P4P in Nursing Homes

Nursing homes receive the majority of their income through Medicaid. Thus, state administrators wield a powerful lever for improving quality in nursing home care through pay-for-performance programs.

Amidst increasing pressure for higher quality and lower cost health care, monetary incentives for quality health care have become more popular, especially from public payers such as Medicare and Medicaid.  Termed pay-for-performance (P4P), this type of incentive program is being used across many health care settings.  Nursing homes have been theorized to be the most impactful setting for state Medicaid payers because Medicaid is the largest payer in this market (representing half of all payments) and  reimburses for over 65 percent of all nursing home bed-days.  Despite the  increasing use of P4P, very little is known about its optimal design or ultimate efficacy.   Only two reviews of state Medicaid departments describe their use of P4P.  One peer-reviewed study from 1992 analyzed whether or not P4P in nursing homes increased quality of care; it concluded that nursing homes respond to payment incentives.  Studies looking at payment incentives in other care settings have yielded mixed results.

The current study provides a comprehensive description of presently implemented or planned P4P programs in nursing homes across all 50 states.  The authors interviewed state Medicaid directors (or other relevant personnel) from each of the 50 Medicaid departments in regards to planned or implemented P4P programs for nursing home care.  Since 2000, nine states (CO, GA, IA, KS, MN, OH, OK, UT, VT) have had such programs and five more (AZ, IN, MD, TX, VA) are planning to implement programs.  Interestingly, these P4P nursing home programs vary greatly from state to state based on how they measure quality, how they define quality, and how they reward quality.  All programs use three or more clinical (resident pain scores, new pressure sores, restraint use, etc.) or non-clinical (staffing retention, regulatory deficiencies, home-like culture, etc.) measures of quality.  Individual nursing homes get “points” for either having better quality than other neighboring nursing homes or by surpassing a quality benchmark set by the state.  Nursing homes get bonus pay either as a percentage of their base reimbursement or a fixed dollar amount.

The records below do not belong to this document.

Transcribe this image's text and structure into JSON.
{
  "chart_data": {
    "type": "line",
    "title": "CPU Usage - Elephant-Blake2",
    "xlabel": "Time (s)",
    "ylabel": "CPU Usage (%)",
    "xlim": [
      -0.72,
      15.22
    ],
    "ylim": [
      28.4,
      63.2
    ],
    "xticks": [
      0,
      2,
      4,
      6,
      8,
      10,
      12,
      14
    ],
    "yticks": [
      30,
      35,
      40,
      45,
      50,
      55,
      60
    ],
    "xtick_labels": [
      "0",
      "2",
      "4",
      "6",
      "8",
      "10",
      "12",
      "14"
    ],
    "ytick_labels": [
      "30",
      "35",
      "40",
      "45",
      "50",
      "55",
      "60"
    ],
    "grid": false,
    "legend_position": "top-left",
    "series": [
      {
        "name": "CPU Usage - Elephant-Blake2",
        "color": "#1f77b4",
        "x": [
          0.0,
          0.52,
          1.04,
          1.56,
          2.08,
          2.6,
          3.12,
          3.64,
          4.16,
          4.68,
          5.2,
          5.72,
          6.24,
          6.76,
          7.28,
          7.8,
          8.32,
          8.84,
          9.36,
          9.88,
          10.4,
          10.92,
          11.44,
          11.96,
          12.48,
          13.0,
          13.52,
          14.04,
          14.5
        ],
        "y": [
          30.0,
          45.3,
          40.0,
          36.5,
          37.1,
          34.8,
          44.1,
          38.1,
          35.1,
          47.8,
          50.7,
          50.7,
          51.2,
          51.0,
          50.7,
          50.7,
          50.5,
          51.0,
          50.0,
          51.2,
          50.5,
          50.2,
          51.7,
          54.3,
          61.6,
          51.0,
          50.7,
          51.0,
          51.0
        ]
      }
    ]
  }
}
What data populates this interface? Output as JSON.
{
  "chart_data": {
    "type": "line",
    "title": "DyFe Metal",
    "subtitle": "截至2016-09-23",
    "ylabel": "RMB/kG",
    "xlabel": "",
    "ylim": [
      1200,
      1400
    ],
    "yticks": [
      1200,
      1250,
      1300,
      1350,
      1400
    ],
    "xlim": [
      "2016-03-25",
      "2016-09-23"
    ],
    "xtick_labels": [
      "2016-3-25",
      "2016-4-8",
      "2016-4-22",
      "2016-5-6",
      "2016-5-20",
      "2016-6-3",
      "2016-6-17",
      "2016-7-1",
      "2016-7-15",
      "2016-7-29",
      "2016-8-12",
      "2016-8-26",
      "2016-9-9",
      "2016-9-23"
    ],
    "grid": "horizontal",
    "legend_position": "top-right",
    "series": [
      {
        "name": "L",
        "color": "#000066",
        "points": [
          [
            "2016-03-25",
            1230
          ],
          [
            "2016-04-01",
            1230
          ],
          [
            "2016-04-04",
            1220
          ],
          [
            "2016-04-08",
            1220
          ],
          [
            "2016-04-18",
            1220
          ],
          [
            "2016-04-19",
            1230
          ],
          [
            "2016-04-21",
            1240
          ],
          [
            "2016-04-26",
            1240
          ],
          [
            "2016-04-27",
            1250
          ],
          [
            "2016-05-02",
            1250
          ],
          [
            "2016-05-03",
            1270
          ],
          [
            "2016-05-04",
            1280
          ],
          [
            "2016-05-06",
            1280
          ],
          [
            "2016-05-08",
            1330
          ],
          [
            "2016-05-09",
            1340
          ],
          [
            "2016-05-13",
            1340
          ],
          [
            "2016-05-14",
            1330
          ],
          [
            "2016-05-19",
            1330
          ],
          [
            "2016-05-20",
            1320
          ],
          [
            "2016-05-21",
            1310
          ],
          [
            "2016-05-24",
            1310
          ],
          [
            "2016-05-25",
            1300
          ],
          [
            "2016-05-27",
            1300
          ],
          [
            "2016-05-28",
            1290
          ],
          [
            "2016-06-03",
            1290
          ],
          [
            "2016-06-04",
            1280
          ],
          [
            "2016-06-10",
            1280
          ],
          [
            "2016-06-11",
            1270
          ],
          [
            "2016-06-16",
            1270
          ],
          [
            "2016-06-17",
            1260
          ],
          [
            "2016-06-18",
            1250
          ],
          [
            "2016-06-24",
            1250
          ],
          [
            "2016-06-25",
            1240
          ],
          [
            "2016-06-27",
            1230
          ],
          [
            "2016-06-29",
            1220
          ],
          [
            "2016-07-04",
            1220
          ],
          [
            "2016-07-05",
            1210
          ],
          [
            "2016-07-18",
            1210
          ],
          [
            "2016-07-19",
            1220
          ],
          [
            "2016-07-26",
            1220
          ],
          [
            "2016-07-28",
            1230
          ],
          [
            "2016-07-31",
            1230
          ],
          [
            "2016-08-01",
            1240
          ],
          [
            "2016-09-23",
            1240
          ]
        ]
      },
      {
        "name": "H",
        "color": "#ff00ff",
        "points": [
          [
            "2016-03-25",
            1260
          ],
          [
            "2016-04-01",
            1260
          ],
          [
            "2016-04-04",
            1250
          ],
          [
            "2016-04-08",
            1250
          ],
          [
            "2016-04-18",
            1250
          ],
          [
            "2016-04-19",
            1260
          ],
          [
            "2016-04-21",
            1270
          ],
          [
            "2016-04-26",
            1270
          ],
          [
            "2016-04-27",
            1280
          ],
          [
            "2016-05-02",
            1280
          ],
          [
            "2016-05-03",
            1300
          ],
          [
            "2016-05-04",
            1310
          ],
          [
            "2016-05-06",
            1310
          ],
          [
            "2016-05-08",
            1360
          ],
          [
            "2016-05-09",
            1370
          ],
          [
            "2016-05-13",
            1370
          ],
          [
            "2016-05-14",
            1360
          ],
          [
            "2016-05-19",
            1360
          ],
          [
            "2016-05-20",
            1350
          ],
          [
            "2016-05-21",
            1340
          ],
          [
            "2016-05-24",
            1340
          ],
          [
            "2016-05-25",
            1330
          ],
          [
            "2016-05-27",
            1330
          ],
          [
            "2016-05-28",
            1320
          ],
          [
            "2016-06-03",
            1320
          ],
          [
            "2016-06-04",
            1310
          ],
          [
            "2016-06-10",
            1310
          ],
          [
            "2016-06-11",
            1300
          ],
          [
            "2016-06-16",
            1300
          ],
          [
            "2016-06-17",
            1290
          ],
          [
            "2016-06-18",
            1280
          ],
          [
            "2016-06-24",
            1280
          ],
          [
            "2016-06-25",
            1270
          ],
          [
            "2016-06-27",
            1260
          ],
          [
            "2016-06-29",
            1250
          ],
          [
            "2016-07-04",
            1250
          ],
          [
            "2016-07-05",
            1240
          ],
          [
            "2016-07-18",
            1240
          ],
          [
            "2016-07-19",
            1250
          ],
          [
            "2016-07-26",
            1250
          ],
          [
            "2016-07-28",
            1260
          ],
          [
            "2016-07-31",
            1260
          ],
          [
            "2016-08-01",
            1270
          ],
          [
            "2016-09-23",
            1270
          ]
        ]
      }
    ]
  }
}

The nine participating states spent between 0.1 and 1.8 percent of their state Medicaid budgets on incentive programs for P4P, in the case of Ohio, over  $18 million.  This incentive money came either from redistribution of previous Medicaid funds or from money added to the Medicaid budget.

Some worry that these P4P programs may result in unintended consequences.  Traditionally, nursing home facilities that care for a disproportionate share of Medicaid beneficiaries are relatively underfunded. They therefore often provide lower quality care.  An unintended effect of P4P may be perpetuating this cycle: fewer quality bonus payments would go to nursing homes predominately composed of Medicaid beneficiaries.  In effect, P4P might continue to pay nursing homes that already provide high quality care and would only serve to exacerbate existing disparities.  The authors suggest incentive payments to reward improvements in quality rather than merely a set benchmark level of quality care.

Commentary

With so much policy talk, and now action, around P4P, it is surprising how little is known about the use of P4P in nursing home care settings, let alone the efficacy of the various P4P strategies in use.  The metrics different states use to measure quality range from care processes thought to produce quality outcomes (staff retention) to actual outcome measures of quality (resident satisfaction).  As P4P programs focus on the quality, not cost, of care, it seems more intuitive to reimburse for actual outcomes, leaving it up to inventive and resourceful care providers how best to reach those goals.  Similar to systems of bundling payments, reimbursing for outcomes rather than processes will allow for more innovation and hopefully less costly care delivery systems over time.

Werner, RM, Konetzka, RT, and Liang, K. “State Adoption of Nursing Home Pay-for-Performance.” Med Care Res Rev 2010; (67): 364 -377.